AI: The orders table has 15 fields including order_id, customer_id, order_date, ship_date, status, and total_amount. Based on the schema, I'd recommend these quality checks:

order_id should be unique

customer_id should not be null

total_amount should be positive

ship_date should be after order_date when both are present

status should be one of your valid status values

Want me to create these checks?

Investigating a Data Quality Alert

You: We got an alert about anomalies in the transactions table. What's going on?

AI: I found 3 anomalies from the last scan. The most significant is a "Not Null" check failure on the merchant_id field—247 records have null values where this field is expected to be populated. This started appearing after the batch that loaded at 2:00 AM. The affected records all have source_system = 'legacy_import'. Would you like me to show you the specific check that's failing or help investigate the source of these null values?

Building Cross-System Analytics

You: I need to analyze customer lifetime value but our customer data is in Salesforce (synced to Snowflake) and our transaction data is in our PostgreSQL operational database. Can you help?

AI: I can create a computed join that combines data from both sources. I'll join the customer table from your Snowflake datastore with the transactions table from PostgreSQL on customer_id. What fields do you need in the result?
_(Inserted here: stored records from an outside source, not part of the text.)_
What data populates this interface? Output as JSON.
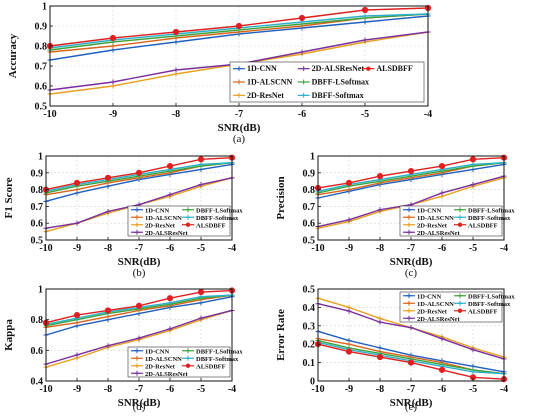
{
  "chart_data": [
    {
      "type": "line",
      "panel_label": "(a)",
      "xlabel": "SNR(dB)",
      "ylabel": "Accuracy",
      "x": [
        -10,
        -9,
        -8,
        -7,
        -6,
        -5,
        -4
      ],
      "xlim": [
        -10,
        -4
      ],
      "ylim": [
        0.5,
        1
      ],
      "yticks": [
        0.5,
        0.6,
        0.7,
        0.8,
        0.9,
        1
      ],
      "ytick_labels": [
        "0.5",
        "0.6",
        "0.7",
        "0.8",
        "0.9",
        "1"
      ],
      "grid": true,
      "legend_position": "lower-right",
      "series": [
        {
          "name": "1D-CNN",
          "color": "#1f5fbf",
          "marker": "plus",
          "values": [
            0.73,
            0.78,
            0.82,
            0.86,
            0.89,
            0.92,
            0.95
          ]
        },
        {
          "name": "1D-ALSCNN",
          "color": "#d9641e",
          "marker": "plus",
          "values": [
            0.77,
            0.8,
            0.84,
            0.87,
            0.9,
            0.94,
            0.96
          ]
        },
        {
          "name": "2D-ResNet",
          "color": "#e8a020",
          "marker": "plus",
          "values": [
            0.56,
            0.6,
            0.66,
            0.71,
            0.76,
            0.82,
            0.87
          ]
        },
        {
          "name": "2D-ALSResNet",
          "color": "#7a2f9e",
          "marker": "plus",
          "values": [
            0.58,
            0.62,
            0.68,
            0.71,
            0.77,
            0.83,
            0.87
          ]
        },
        {
          "name": "DBFF-LSoftmax",
          "color": "#3fa23a",
          "marker": "plus",
          "values": [
            0.78,
            0.82,
            0.85,
            0.88,
            0.91,
            0.94,
            0.96
          ]
        },
        {
          "name": "DBFF-Softmax",
          "color": "#2ab0c8",
          "marker": "plus",
          "values": [
            0.79,
            0.83,
            0.86,
            0.89,
            0.92,
            0.95,
            0.96
          ]
        },
        {
          "name": "ALSDBFF",
          "color": "#e02020",
          "marker": "dot",
          "values": [
            0.8,
            0.84,
            0.87,
            0.9,
            0.94,
            0.98,
            0.99
          ]
        }
      ]
    },
    {
      "type": "line",
      "panel_label": "(b)",
      "xlabel": "SNR(dB)",
      "ylabel": "F1 Score",
      "x": [
        -10,
        -9,
        -8,
        -7,
        -6,
        -5,
        -4
      ],
      "xlim": [
        -10,
        -4
      ],
      "ylim": [
        0.5,
        1
      ],
      "yticks": [
        0.5,
        0.6,
        0.7,
        0.8,
        0.9,
        1
      ],
      "ytick_labels": [
        "0.5",
        "0.6",
        "0.7",
        "0.8",
        "0.9",
        "1"
      ],
      "grid": true,
      "legend_position": "lower-right",
      "series": [
        {
          "name": "1D-CNN",
          "color": "#1f5fbf",
          "marker": "plus",
          "values": [
            0.73,
            0.78,
            0.82,
            0.86,
            0.89,
            0.92,
            0.95
          ]
        },
        {
          "name": "1D-ALSCNN",
          "color": "#d9641e",
          "marker": "plus",
          "values": [
            0.77,
            0.8,
            0.84,
            0.87,
            0.9,
            0.94,
            0.96
          ]
        },
        {
          "name": "2D-ResNet",
          "color": "#e8a020",
          "marker": "plus",
          "values": [
            0.55,
            0.6,
            0.66,
            0.71,
            0.76,
            0.82,
            0.87
          ]
        },
        {
          "name": "2D-ALSResNet",
          "color": "#7a2f9e",
          "marker": "plus",
          "values": [
            0.57,
            0.6,
            0.67,
            0.71,
            0.77,
            0.83,
            0.87
          ]
        },
        {
          "name": "DBFF-LSoftmax",
          "color": "#3fa23a",
          "marker": "plus",
          "values": [
            0.78,
            0.82,
            0.85,
            0.88,
            0.91,
            0.94,
            0.96
          ]
        },
        {
          "name": "DBFF-Softmax",
          "color": "#2ab0c8",
          "marker": "plus",
          "values": [
            0.79,
            0.83,
            0.86,
            0.89,
            0.92,
            0.95,
            0.96
          ]
        },
        {
          "name": "ALSDBFF",
          "color": "#e02020",
          "marker": "dot",
          "values": [
            0.8,
            0.84,
            0.87,
            0.9,
            0.94,
            0.98,
            0.99
          ]
        }
      ]
    },
    {
      "type": "line",
      "panel_label": "(c)",
      "xlabel": "SNR(dB)",
      "ylabel": "Precision",
      "x": [
        -10,
        -9,
        -8,
        -7,
        -6,
        -5,
        -4
      ],
      "xlim": [
        -10,
        -4
      ],
      "ylim": [
        0.5,
        1
      ],
      "yticks": [
        0.5,
        0.6,
        0.7,
        0.8,
        0.9,
        1
      ],
      "ytick_labels": [
        "0.5",
        "0.6",
        "0.7",
        "0.8",
        "0.9",
        "1"
      ],
      "grid": true,
      "legend_position": "lower-right",
      "series": [
        {
          "name": "1D-CNN",
          "color": "#1f5fbf",
          "marker": "plus",
          "values": [
            0.75,
            0.79,
            0.83,
            0.86,
            0.89,
            0.92,
            0.95
          ]
        },
        {
          "name": "1D-ALSCNN",
          "color": "#d9641e",
          "marker": "plus",
          "values": [
            0.77,
            0.8,
            0.84,
            0.87,
            0.9,
            0.94,
            0.96
          ]
        },
        {
          "name": "2D-ResNet",
          "color": "#e8a020",
          "marker": "plus",
          "values": [
            0.57,
            0.61,
            0.67,
            0.71,
            0.76,
            0.82,
            0.87
          ]
        },
        {
          "name": "2D-ALSResNet",
          "color": "#7a2f9e",
          "marker": "plus",
          "values": [
            0.58,
            0.62,
            0.68,
            0.71,
            0.78,
            0.83,
            0.88
          ]
        },
        {
          "name": "DBFF-LSoftmax",
          "color": "#3fa23a",
          "marker": "plus",
          "values": [
            0.78,
            0.82,
            0.85,
            0.88,
            0.91,
            0.94,
            0.96
          ]
        },
        {
          "name": "DBFF-Softmax",
          "color": "#2ab0c8",
          "marker": "plus",
          "values": [
            0.79,
            0.83,
            0.86,
            0.89,
            0.92,
            0.95,
            0.96
          ]
        },
        {
          "name": "ALSDBFF",
          "color": "#e02020",
          "marker": "dot",
          "values": [
            0.81,
            0.84,
            0.88,
            0.91,
            0.94,
            0.98,
            0.99
          ]
        }
      ]
    },
    {
      "type": "line",
      "panel_label": "(d)",
      "xlabel": "SNR(dB)",
      "ylabel": "Kappa",
      "x": [
        -10,
        -9,
        -8,
        -7,
        -6,
        -5,
        -4
      ],
      "xlim": [
        -10,
        -4
      ],
      "ylim": [
        0.4,
        1
      ],
      "yticks": [
        0.4,
        0.6,
        0.8,
        1
      ],
      "ytick_labels": [
        "0.4",
        "0.6",
        "0.8",
        "1"
      ],
      "grid": true,
      "legend_position": "lower-right",
      "series": [
        {
          "name": "1D-CNN",
          "color": "#1f5fbf",
          "marker": "plus",
          "values": [
            0.7,
            0.76,
            0.8,
            0.84,
            0.88,
            0.91,
            0.95
          ]
        },
        {
          "name": "1D-ALSCNN",
          "color": "#d9641e",
          "marker": "plus",
          "values": [
            0.75,
            0.78,
            0.82,
            0.86,
            0.89,
            0.93,
            0.96
          ]
        },
        {
          "name": "2D-ResNet",
          "color": "#e8a020",
          "marker": "plus",
          "values": [
            0.49,
            0.55,
            0.62,
            0.67,
            0.73,
            0.8,
            0.86
          ]
        },
        {
          "name": "2D-ALSResNet",
          "color": "#7a2f9e",
          "marker": "plus",
          "values": [
            0.51,
            0.57,
            0.63,
            0.68,
            0.74,
            0.81,
            0.86
          ]
        },
        {
          "name": "DBFF-LSoftmax",
          "color": "#3fa23a",
          "marker": "plus",
          "values": [
            0.76,
            0.8,
            0.84,
            0.87,
            0.9,
            0.94,
            0.96
          ]
        },
        {
          "name": "DBFF-Softmax",
          "color": "#2ab0c8",
          "marker": "plus",
          "values": [
            0.77,
            0.81,
            0.85,
            0.88,
            0.91,
            0.95,
            0.96
          ]
        },
        {
          "name": "ALSDBFF",
          "color": "#e02020",
          "marker": "dot",
          "values": [
            0.78,
            0.83,
            0.86,
            0.89,
            0.94,
            0.98,
            0.99
          ]
        }
      ]
    },
    {
      "type": "line",
      "panel_label": "(e)",
      "xlabel": "SNR(dB)",
      "ylabel": "Error Rate",
      "x": [
        -10,
        -9,
        -8,
        -7,
        -6,
        -5,
        -4
      ],
      "xlim": [
        -10,
        -4
      ],
      "ylim": [
        0,
        0.5
      ],
      "yticks": [
        0,
        0.1,
        0.2,
        0.3,
        0.4,
        0.5
      ],
      "ytick_labels": [
        "0",
        "0.1",
        "0.2",
        "0.3",
        "0.4",
        "0.5"
      ],
      "grid": true,
      "legend_position": "top-right",
      "series": [
        {
          "name": "1D-CNN",
          "color": "#1f5fbf",
          "marker": "plus",
          "values": [
            0.27,
            0.22,
            0.18,
            0.14,
            0.11,
            0.08,
            0.05
          ]
        },
        {
          "name": "1D-ALSCNN",
          "color": "#d9641e",
          "marker": "plus",
          "values": [
            0.23,
            0.2,
            0.16,
            0.13,
            0.1,
            0.06,
            0.04
          ]
        },
        {
          "name": "2D-ResNet",
          "color": "#e8a020",
          "marker": "plus",
          "values": [
            0.45,
            0.4,
            0.34,
            0.29,
            0.24,
            0.18,
            0.13
          ]
        },
        {
          "name": "2D-ALSResNet",
          "color": "#7a2f9e",
          "marker": "plus",
          "values": [
            0.42,
            0.38,
            0.32,
            0.29,
            0.23,
            0.17,
            0.12
          ]
        },
        {
          "name": "DBFF-LSoftmax",
          "color": "#3fa23a",
          "marker": "plus",
          "values": [
            0.22,
            0.18,
            0.15,
            0.12,
            0.09,
            0.06,
            0.04
          ]
        },
        {
          "name": "DBFF-Softmax",
          "color": "#2ab0c8",
          "marker": "plus",
          "values": [
            0.21,
            0.17,
            0.14,
            0.11,
            0.08,
            0.05,
            0.04
          ]
        },
        {
          "name": "ALSDBFF",
          "color": "#e02020",
          "marker": "dot",
          "values": [
            0.2,
            0.16,
            0.13,
            0.1,
            0.06,
            0.02,
            0.01
          ]
        }
      ]
    }
  ]
}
At minimum I'd suggest customer details, total transaction count, total spend, and first/last transaction dates.

You: That sounds right. Also filter out any test customers.

AI: I've created a computed join called "customer_lifetime_value" that combines the data and excludes records where the customer email contains "test" or the customer_type is "internal". The join is now available as a container in Qualytics. Would you like me to set up quality checks on this new dataset or run a profile to understand the data distribution?